At the same time and place, by the Rev. T.V. Moore, Mr. Robert P. Southall, of Richmond, and Miss Ellen Royster, of New Kent.
-The Daily Dispatch: November 8, 1860.
First the vicar.
T. V. Moore, was the eminent Presbyterian divine, Thomas Verner Moore, Pastor of First Presbyterian Church in Richmond.
Here is a little selection from his Fast Day Sermon of November, 1861, discussing the rise of Abolitionism . . .
Against this institution[slavery], and thus both the races that are connected with it, has been waged a hostility whose steady course has never faltered nor turned aside. There is something portentous in the rise and growth of this anti-slavery Hydra with which we are now struggling.
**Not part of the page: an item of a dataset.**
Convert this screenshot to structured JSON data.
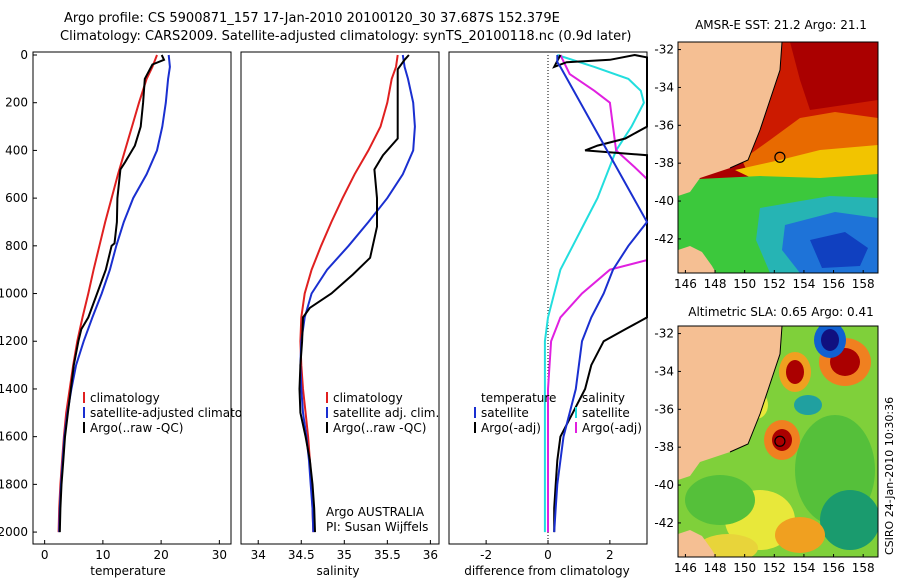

Spawned in the huge Serbonian bog of French infidelity and radicalism, it was a fitting coincidence that the same year which witnessed the first development of the one in the French Revolution, should have witnessed the first development of the other in the seizure of that magnificent North-Western territory, which the credulous generosity of Virginia bestowed as a free gift to the Federal Government, to rear up on her border a deadly enemy, by the Ordinance of 1787. Again did the Hydra demand and receive a fresh accession to its bulk in the Missouri Compromise, where rights that were solemnly guaranteed by the Louisiana treaty were ruthlessly disregarded, and yielded to the clamors of this voracious and growing monster. Again and again was it swollen by new gorges of new territory, purchased by the common blood and treasure of all the States, and, therefore, rightfully belonging to the whole, and not to any of its parts. Grown by these enormous meals, and stimulated by the secret working of foreign emissaries, who saw in this agent the serpent that might strangle this mighty Republic in its infancy, it planned a more deadly assault on the object of its hate.